As an example, creating recipes with Claude Opus based on flavor profiles and preferences feels magical, right up until the point at which it can't accurately convert between tablespoons and teaspoons. It's like the point in the movie where a character is acting nearly right but something is a bit off and then it turns out they're a zombie and going to try to eat your brain. This note taking example feels similar. It nearly works in some pretty impressive ways and then fails at the important details in a way that something able to do the things AI can allegedly do really shouldn't.
It's these failures that make me more and more convinced that while current generation AI can do some pretty cool things if you manage it right, we're not actually on the right track to achieve real intelligence. The persistence of these incredibly basic failure modes even as models advance makes it fairly obvious that continued advancement isn't going to actually address those problems.
In other cases, I have seen it miss the mark when the discussion is not very linear. For example, if I am going back and forth with the SOC team about their response to a recent alert/incident. It'll get the gist of it right, but if you're relying on it for accuracy, holy hell does it miss the mark.
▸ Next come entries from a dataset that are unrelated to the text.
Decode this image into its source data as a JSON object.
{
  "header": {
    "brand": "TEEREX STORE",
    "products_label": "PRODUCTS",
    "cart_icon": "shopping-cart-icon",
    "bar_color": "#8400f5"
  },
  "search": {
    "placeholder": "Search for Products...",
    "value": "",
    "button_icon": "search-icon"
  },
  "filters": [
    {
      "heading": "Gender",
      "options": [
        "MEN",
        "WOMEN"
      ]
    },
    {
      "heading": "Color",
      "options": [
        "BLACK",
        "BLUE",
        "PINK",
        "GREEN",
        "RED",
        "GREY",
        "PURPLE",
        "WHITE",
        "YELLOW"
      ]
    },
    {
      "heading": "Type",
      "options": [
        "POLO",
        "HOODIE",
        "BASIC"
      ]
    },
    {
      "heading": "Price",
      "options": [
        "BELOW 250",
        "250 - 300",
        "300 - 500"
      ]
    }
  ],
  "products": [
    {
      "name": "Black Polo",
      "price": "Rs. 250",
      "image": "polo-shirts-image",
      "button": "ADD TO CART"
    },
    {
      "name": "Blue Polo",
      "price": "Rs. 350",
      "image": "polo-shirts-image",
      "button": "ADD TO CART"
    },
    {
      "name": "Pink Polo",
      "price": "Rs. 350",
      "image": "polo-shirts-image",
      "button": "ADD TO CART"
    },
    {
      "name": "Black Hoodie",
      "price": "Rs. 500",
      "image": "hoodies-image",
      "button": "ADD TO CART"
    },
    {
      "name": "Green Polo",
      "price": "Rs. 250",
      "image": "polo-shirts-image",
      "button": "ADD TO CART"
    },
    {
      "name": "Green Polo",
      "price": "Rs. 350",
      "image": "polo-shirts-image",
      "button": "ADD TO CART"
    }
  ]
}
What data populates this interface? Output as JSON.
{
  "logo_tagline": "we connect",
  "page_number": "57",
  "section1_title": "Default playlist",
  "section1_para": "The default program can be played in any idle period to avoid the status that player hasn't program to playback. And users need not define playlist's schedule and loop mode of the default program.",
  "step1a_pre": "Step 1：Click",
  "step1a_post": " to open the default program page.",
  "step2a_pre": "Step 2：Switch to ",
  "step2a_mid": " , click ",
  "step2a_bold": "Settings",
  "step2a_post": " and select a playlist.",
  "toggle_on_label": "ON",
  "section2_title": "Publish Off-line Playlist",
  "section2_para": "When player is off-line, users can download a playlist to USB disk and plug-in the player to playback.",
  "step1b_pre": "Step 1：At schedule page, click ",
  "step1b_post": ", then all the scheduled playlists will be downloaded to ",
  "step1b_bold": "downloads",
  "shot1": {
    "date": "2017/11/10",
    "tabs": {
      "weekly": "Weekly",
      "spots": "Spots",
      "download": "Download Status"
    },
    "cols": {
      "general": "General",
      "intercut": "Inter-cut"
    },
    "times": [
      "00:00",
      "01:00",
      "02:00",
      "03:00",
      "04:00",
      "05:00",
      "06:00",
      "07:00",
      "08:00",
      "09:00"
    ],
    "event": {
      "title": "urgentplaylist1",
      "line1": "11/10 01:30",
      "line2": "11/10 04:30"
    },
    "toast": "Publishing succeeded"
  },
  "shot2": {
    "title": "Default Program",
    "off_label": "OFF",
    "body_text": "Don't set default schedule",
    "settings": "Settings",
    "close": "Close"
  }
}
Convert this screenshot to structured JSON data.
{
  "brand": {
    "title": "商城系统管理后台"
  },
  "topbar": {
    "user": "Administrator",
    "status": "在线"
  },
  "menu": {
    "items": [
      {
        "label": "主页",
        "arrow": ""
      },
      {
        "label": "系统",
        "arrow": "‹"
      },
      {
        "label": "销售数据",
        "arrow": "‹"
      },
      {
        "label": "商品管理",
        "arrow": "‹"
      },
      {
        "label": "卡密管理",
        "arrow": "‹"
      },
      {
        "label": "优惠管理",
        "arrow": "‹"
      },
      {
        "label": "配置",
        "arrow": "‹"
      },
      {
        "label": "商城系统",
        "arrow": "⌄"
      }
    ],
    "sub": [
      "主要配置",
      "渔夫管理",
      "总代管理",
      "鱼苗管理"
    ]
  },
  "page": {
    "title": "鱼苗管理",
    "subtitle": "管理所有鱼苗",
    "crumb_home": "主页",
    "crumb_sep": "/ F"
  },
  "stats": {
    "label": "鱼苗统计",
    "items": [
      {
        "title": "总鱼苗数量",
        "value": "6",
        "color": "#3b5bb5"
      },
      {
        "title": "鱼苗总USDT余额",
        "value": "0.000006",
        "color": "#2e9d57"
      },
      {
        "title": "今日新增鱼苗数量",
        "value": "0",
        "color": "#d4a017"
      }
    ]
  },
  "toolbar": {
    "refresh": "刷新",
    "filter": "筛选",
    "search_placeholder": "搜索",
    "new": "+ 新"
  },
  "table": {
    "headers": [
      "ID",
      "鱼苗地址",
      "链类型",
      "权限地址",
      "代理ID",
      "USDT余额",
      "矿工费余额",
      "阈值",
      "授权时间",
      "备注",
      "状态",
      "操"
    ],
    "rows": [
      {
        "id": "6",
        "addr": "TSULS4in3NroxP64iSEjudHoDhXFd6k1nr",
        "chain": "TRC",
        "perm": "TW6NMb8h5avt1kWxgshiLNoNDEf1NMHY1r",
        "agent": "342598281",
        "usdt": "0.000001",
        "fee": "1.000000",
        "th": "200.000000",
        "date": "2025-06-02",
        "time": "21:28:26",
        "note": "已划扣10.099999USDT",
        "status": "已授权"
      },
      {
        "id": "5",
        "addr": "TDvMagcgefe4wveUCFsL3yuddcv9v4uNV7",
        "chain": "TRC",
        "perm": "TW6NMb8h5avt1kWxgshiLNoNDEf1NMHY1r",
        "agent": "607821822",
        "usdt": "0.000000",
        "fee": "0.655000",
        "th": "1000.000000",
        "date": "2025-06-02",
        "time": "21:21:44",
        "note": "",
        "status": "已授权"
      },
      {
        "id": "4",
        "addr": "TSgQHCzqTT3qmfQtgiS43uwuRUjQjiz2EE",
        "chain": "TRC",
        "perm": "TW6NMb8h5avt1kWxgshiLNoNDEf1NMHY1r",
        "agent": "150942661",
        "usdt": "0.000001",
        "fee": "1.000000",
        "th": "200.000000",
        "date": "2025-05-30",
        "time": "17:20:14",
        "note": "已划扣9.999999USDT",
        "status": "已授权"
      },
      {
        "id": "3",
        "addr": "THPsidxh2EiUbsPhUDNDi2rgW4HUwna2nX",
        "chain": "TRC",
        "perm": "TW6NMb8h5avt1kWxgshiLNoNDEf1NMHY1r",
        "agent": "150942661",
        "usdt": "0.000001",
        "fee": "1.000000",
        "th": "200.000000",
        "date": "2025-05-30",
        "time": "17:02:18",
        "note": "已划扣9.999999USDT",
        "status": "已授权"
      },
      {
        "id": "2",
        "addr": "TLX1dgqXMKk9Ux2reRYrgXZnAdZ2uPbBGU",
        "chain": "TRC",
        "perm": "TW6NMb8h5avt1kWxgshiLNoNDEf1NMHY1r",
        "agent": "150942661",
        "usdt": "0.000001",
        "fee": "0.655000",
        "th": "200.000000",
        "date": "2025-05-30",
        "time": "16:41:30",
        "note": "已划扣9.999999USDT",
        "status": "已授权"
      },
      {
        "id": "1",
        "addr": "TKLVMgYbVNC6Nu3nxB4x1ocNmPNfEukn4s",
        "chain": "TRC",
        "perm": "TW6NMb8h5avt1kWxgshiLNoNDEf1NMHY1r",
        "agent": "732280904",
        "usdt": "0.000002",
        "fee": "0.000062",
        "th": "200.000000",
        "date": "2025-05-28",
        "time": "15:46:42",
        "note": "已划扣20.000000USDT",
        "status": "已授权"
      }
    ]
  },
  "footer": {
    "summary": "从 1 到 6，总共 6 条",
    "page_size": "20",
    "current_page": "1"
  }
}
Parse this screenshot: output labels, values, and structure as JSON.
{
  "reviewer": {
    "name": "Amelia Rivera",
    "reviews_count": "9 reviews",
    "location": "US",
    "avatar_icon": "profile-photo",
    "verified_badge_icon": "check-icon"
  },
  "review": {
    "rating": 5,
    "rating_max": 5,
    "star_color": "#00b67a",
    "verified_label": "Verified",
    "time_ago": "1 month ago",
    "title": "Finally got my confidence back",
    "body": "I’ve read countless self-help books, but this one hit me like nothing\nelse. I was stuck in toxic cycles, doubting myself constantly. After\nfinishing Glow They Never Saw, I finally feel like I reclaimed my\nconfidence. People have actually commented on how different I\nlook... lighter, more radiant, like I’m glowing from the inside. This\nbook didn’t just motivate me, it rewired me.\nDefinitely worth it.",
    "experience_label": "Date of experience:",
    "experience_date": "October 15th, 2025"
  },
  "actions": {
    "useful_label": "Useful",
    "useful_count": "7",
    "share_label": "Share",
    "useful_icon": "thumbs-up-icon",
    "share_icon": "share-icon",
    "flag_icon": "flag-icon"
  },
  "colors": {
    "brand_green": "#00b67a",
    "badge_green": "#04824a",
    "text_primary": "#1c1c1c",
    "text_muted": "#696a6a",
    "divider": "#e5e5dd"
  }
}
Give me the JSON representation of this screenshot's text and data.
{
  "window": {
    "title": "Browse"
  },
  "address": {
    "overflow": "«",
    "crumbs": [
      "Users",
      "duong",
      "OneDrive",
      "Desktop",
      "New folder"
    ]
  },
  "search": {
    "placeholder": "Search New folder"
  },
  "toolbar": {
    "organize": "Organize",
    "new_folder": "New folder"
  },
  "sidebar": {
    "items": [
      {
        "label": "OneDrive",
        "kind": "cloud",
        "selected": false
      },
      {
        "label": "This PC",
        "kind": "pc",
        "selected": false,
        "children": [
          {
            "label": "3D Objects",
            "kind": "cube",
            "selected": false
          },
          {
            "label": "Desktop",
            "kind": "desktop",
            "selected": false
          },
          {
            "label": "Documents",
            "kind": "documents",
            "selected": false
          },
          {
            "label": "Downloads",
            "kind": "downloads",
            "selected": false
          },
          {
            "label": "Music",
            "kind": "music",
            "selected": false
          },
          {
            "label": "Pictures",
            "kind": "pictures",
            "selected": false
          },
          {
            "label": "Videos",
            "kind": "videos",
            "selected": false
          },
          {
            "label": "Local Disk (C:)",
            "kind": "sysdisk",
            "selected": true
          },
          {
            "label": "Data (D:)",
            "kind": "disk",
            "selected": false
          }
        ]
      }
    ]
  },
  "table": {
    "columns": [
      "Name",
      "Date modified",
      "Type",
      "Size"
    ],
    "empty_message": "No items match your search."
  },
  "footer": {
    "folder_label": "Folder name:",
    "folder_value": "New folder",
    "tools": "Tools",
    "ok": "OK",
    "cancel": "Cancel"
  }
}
I can see the LLM take great notes for that initial nurse visit when you're at the hospital: summarize your main issue, weight, height, recent changes, etc. I would not trust it when it comes to a detailed and technical back-and-forth with the doctor. I would think for compliance reasons hospitals would not want to alter the records and only go by transcripts, but what do I know...
Diagnosed with Runner's Knee.
AI summary said I was diagnosed with osteoporosis, and had hip pain and walking difficulty, though literally none of that was ever said or implied.
CHECK YOUR TRANSCRIPTS. Always, but especially with LLM transcribers, which fairly frequently include common symptoms which don't exist, or claim a diagnosis which is common and fits a few details but not others. Get them fixed, it can very strongly affect your care and costs later if it's wrong.
Anecdotally, I'd say that outside of a couple very simple and very common things, about 50% of the "AI" summaries I've had have been wrong somewhere. Usually claiming I have symptoms that don't exist, occasionally much more serious and major fabrications like this time.
LLMs are NOT normal speech to text software, and they shouldn't be treated like one. They'll often insert entire sentences that never occurred. In some contexts that might be fine, but definitely not in medical records.
She is a great doctor and thankfully does this due diligence. But it gives me the impression this is forced on doctors without even them wanting this.
“Notice: Any comments made by <name> or on behalf of <organization> that are interpreted by AI in this meeting, may not be accurate.”
I do this in every meeting.
If we just postulate that the systems have a high error rate, I wonder why they are being adopted. They seem extremely easy to test, so I don't see why doctors or hospitals or governments should be getting tricked into buying them if they suck.
makes me wonder what quality software the ministry would push (probably mostly qualifications like SOC).
This is apparently this list of approved vendors
https://www.supplyontario.ca/vor/software/tender-20123-artif...
Not mentioned, as far as I can see: the comparative human mistake rate.
Having seen a lot of medical records, 60% sounds about normal lol.
Or do they use traditional voice recognition algorithms to do that part and then just "fix" the result to look plausible? Which with good quality output might not be much, but with bad can be absolutely everything.
If it is later seems to me that issues will absolutely happen.
I would expect an "AI Note Taker" to faithfully transcribe the entire conversation. With the same quality I see in a lot of automated video subtitles.. ie they use the wrong word a lot but it's easy to tell what they mean by context.
Are these tools instead immediately summarising the whole thing, and that summary is the artifact? Because that is a beyond insane way to treat human communication.